First Author  Sonaimuthu P Year  2021
Journal  Sci Rep Volume  11
Issue  1 Pages  3580
PubMed ID  33574402 Mgi Jnum  J:303752
Mgi Id  MGI:6512777 Doi  10.1038/s41598-021-82994-8
Citation  Sonaimuthu P, et al. (2021) Gene delivery corrects N-acetylglutamate synthase deficiency and enables insights in the physiological impact of L-arginine activation of N-acetylglutamate synthase. Sci Rep 11(1):3580
abstractText  The urea cycle protects the central nervous system from ammonia toxicity by converting ammonia to urea. N-acetylglutamate synthase (NAGS) catalyzes formation of N-acetylglutamate, an essential allosteric activator of carbamylphosphate synthetase 1. Enzymatic activity of mammalian NAGS doubles in the presence of L-arginine, but the physiological significance of NAGS activation by L-arginine has been unknown. The NAGS knockout (Nags(-/-)) mouse is an animal model of inducible hyperammonemia, which develops hyperammonemia without N-carbamylglutamate and L-citrulline supplementation (NCG + Cit). We used adeno associated virus (AAV) based gene transfer to correct NAGS deficiency in the Nags(-/-) mice, established the dose of the vector needed to rescue Nags(-/-) mice from hyperammonemia and measured expression levels of Nags mRNA and NAGS protein in the livers of rescued animals.

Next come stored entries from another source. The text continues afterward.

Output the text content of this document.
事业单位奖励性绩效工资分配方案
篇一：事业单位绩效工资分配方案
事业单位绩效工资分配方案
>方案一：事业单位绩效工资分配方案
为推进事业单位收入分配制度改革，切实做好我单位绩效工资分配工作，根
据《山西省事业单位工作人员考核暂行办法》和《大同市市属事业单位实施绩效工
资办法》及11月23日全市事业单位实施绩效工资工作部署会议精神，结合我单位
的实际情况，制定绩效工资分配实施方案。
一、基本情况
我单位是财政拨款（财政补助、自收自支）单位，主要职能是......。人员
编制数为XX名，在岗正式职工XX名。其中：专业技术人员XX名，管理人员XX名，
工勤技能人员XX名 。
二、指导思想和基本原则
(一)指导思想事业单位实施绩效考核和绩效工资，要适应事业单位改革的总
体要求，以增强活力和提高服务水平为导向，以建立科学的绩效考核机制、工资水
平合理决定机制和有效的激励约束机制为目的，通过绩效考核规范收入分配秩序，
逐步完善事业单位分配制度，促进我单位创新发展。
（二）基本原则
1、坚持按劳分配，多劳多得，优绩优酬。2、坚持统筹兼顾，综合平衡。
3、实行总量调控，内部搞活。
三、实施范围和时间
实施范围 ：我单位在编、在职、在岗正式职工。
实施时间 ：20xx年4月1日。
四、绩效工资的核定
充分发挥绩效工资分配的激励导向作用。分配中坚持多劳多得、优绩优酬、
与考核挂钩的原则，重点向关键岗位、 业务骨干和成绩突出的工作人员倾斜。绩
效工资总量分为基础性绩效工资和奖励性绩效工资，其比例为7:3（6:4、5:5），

This methodology was used to investigate the effect of L-arginine on ureagenesis in vivo by treating Nags(-/-) mice with AAV vectors encoding either wild-type or E354A mutant mouse NAGS (mNAGS), which is not activated by L-arginine. The Nags(-/-) mice expressing E354A mNAGS were viable but had elevated plasma ammonia concentration despite similar levels of the E354A and wild-type mNAGS proteins. The corresponding mutation in human NAGS (NP_694551.1:p.E360D) that abolishes binding and activation by L-arginine was identified in a patient with NAGS deficiency. Our results show that NAGS deficiency can be rescued by gene therapy, and suggest that L-arginine binding to the NAGS enzyme is essential for normal ureagenesis.